Keiko a découvert le konbini à 18 ans, sous prétexte de petit boulot pendant les études. A trente-six ans, elle y travaille toujours ayant su revêtir le masque de l’employée modèle. Mais au Japon, dans cette société extrêmement normée, personne – ni sa famille, ni ses amies de lycée, ni même ses collègues – ne comprend pourquoi et comment Keiko a pu passer 18 ans de sa vie dans ce petit boulot alors qu’elle n’est ni étudiante ni mariée. Pour celle qui a sans cesse cherché à se faire oublier dans ce monde qu’elle n’a jamais compris, c’est le comble : on ne voit plus qu’elle, on s’interroge, s’étonne, se désole pour elle. Alors quand un nouveau collègue, qui semble lui aussi avoir du mal à trouver sa place, est embauché au konbini, ces deux êtres y voient peut-être l’occasion de donner le change aux gens normaux.

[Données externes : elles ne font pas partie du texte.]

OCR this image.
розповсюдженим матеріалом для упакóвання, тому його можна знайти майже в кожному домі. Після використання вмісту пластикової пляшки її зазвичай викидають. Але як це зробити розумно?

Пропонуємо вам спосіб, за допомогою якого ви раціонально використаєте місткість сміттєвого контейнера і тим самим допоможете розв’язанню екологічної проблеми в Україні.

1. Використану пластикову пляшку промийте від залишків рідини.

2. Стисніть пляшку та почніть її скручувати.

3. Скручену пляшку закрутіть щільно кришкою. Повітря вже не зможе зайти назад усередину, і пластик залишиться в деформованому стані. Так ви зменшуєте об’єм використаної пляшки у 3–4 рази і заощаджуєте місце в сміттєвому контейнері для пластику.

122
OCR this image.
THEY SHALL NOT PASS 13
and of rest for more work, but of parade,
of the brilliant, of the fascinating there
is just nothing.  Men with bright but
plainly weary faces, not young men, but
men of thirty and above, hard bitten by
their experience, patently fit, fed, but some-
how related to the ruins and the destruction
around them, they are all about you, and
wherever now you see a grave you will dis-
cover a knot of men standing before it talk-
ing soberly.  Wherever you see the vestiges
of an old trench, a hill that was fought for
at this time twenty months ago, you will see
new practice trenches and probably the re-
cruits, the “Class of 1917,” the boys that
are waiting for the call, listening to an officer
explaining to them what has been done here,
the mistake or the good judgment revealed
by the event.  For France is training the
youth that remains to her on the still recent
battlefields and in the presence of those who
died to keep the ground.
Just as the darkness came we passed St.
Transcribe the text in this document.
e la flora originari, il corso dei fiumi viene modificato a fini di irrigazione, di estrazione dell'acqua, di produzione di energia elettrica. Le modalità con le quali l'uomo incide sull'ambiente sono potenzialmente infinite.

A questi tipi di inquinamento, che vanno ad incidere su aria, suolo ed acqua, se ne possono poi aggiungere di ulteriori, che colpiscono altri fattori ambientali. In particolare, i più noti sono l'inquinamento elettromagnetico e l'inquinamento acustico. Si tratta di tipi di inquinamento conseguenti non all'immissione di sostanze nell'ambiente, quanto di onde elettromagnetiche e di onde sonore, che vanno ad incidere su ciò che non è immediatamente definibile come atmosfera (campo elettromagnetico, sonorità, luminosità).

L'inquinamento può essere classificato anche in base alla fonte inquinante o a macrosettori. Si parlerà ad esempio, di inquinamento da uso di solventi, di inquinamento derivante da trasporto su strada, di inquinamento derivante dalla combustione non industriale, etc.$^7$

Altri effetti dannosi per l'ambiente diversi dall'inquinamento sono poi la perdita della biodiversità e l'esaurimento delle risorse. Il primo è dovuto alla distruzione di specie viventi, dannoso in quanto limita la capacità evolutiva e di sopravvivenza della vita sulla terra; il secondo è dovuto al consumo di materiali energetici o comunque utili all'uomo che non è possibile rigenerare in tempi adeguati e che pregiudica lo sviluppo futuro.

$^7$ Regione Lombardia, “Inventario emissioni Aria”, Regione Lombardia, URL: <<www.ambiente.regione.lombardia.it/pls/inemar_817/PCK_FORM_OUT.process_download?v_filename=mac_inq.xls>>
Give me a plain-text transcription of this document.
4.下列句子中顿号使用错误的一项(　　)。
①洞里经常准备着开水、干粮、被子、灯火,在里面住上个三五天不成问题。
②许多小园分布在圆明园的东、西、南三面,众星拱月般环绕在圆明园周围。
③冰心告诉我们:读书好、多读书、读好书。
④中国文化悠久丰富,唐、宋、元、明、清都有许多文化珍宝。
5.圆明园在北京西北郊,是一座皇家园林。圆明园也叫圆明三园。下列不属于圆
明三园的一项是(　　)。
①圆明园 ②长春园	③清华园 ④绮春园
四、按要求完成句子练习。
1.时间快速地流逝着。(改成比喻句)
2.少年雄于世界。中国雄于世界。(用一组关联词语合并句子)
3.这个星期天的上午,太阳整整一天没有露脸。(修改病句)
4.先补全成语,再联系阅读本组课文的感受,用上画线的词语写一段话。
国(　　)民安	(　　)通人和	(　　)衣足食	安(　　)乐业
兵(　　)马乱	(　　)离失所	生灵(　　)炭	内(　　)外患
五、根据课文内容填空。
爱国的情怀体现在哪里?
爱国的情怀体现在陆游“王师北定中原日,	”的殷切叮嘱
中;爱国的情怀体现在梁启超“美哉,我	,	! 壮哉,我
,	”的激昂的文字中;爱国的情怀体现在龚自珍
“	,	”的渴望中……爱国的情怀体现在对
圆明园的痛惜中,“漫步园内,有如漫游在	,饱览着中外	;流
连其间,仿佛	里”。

Quel étrange petit roman que ce Konbini ! A travers l’histoire de Keiko, jeune femme dénuée de sentiments qui depuis l’enfance cherche à paraître « normale », pour ne pas peiner ses parents, pour ne pas être montrée du doigt à l’école, pour qu’on oublie qu’elle a passé sa vie au konbini, Sayaka Murata interroge le droit à la différence. En poussant à l’extrême le quotidien aseptisé de son héroïne, Murata semble mettre en abîme la société japonaise et ses codes : finalement, ne serait-ce pas en obéissant à ces injonctions que l’on se désincarne ? Un court roman qui laisse son empreinte subtilement car finalement ce qui se joue là est peut-être l’histoire de nos choix et de nos libertés, parfois bien relatives.

Une jolie découverte que je dois à Kevin du blog Lire le Japon comme si vous y étiez : sa lecture de Konbini est à découvrir ici.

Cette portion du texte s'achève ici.